They had just finished when the house lights went down and the footlights blazed again. The orchestra had come in and were taking their places, and a moment later a stately minuet rang out, and the curtains went up on the court of King Amyas of Catmalania to show court ladies and gentlemen dancing the minuet. The King sat on his throne, looking very stately in white Georgian suit and crimson mantle, but even his wig and the magnificent crown pressed down on it could not disguise Clem Barras, a much-loved Old Girl whose schooldays had ended only two years before. When his Majesty rose as the dance ended and the dancers swung across the stage to the sides with much billowing of panniers and coat-tails, the school broke into tumultuous clapping.

Warned by what had happened to Peggy, Clem lost not a whit of her self-possession.

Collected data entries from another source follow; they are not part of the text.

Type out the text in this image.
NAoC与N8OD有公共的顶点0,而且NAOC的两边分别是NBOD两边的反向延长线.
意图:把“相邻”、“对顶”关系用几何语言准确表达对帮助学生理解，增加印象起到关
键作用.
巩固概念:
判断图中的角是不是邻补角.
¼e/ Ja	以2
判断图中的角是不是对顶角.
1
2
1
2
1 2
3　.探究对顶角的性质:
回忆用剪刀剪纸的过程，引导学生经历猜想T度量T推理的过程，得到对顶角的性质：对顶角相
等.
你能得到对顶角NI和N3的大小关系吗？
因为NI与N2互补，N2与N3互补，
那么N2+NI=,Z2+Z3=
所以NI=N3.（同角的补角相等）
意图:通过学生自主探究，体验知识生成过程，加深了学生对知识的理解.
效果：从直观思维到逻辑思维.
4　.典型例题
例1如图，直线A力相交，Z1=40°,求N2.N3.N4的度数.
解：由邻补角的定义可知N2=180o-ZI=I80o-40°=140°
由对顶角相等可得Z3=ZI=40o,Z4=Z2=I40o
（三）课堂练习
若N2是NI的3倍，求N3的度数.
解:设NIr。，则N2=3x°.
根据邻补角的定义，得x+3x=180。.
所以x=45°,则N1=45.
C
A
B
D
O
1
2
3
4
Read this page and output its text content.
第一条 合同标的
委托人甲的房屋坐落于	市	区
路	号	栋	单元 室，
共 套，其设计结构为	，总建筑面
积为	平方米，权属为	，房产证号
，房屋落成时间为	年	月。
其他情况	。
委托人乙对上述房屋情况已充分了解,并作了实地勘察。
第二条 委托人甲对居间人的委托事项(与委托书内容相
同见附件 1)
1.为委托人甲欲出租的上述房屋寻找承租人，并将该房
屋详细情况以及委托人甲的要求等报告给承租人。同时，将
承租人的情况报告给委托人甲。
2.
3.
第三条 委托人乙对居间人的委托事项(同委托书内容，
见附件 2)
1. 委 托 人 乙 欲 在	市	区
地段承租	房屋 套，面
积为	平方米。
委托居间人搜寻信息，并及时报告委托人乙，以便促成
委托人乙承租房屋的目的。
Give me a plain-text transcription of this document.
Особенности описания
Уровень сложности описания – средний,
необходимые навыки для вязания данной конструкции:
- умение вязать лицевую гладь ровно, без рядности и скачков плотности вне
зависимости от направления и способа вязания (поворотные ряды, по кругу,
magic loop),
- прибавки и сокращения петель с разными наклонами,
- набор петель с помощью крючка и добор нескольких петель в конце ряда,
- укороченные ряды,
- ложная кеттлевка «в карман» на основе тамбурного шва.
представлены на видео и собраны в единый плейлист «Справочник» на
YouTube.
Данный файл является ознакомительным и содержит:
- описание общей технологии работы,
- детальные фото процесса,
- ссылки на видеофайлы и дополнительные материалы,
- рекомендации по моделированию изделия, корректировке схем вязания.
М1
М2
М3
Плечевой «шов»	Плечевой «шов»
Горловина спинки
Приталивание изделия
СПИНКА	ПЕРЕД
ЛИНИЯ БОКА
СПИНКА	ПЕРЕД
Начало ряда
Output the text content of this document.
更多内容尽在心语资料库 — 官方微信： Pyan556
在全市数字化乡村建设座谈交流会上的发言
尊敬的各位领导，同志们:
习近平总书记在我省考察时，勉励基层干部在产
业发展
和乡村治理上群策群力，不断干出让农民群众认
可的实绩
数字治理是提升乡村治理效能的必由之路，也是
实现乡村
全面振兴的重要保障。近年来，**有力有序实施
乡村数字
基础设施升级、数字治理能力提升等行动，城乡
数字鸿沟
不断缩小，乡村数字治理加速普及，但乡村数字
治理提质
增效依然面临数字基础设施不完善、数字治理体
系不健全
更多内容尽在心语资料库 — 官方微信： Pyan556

She stood waiting until the clapping died down, then took a cautious step forward, and announced: “My people! I take this opportunity to make it known that I have decided it is high time we were relieved of the presence of the wicked ogre who has taken up his abode in the borders of our land and is robbing us of our people to make them into mutton pies. It is our design to offer lands, wealth and the hand of our daughter, our only child and heiress, to him who shall slay this monster and so free the land from him.”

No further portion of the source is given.